Nevertheless, after one year of availability, Herrod said that there are more non-VMware contributors to the system than VMware participants.

"It lets developers focus on coding," said Herrod, positing that Cloud Foundry frees developers from spending too much time on worrying about things that don't matter.

Some of Cloud Foundry's stats-to-date:

  • More than 75,000 downloads
  • 3,300 forks and followers
  • Dozens of major frameworks available

Herrod pointed toward expanding investment in Cloud Foundry from other industry partners and around the ecosystem needed for cloud-based applications, including Box and 10gen. One of VMware's newest partners is eBay's X.commerce platform, which Herrod explained is being used to offer developers a "consistent way" to build apps using many runtime services without worrying about specifics.

One of the core points to understanding Cloud Foundry is that it is designed to offer developers more options when it comes to private cloud distribution, public cloud operators, and management and deployment overall.

Essentially, the goal is to make "multi-cloud" platforms a reality.

"It's about choice at every point of this system," Herrod said, even referring to Cloud Foundry as the "Linux of the Cloud."

Keeping this "multi-cloud imperative" in mind, Herrod remarked that cloud platforms should be agnostic, running consistently across public, private or micro clouds.

"Locking yourself in operationally or technically is really not going to be the right path going forward," Herrod said, asserting that "it's a losing proposition."

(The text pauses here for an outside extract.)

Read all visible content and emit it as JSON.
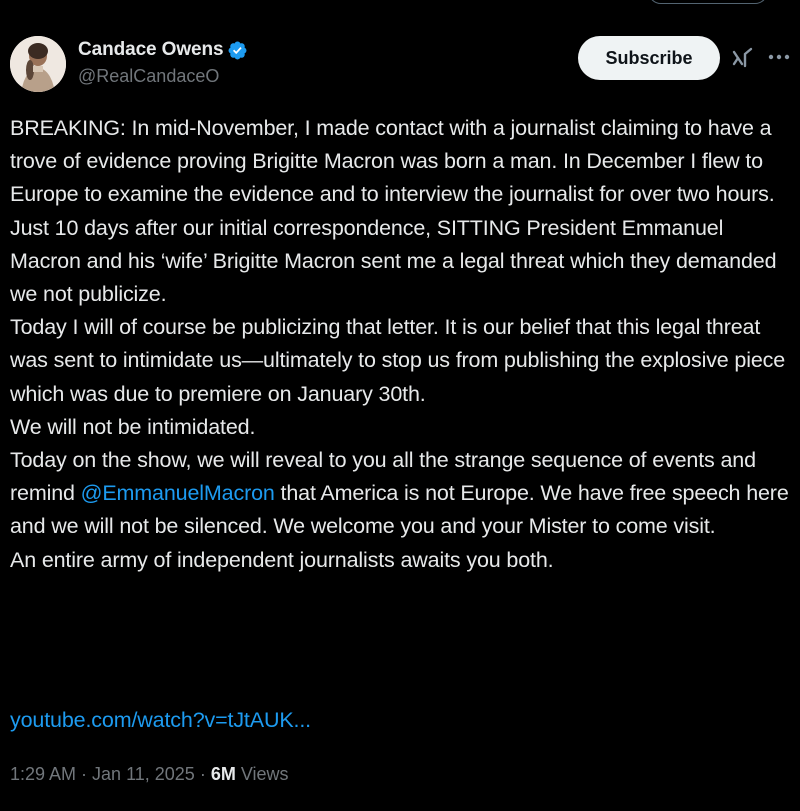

Going forward, there is a new submission process available on CloudFoundry.org, which is touted to provide a more efficient connection with the developer community and engage with them more like peers and as an extension of VMware's engineering team.

Other revamps to the system include more new codes and components added to the app lifecycle management, which are intended really to be working behind-the-scenes while offering developers a more seamless experience.

One big release from VMware this week is Cloud Foundry BOSH, an open source tool-chain for release engineering, deployment and lifecycle management of large-scale distributed services.

Described as a way of creating releases while managing systems and services, BOSH was built to deploy and manage production-class, large-scale clusters as well as DevOps usage and scale by veteran developers concerned with continuous and iterative development.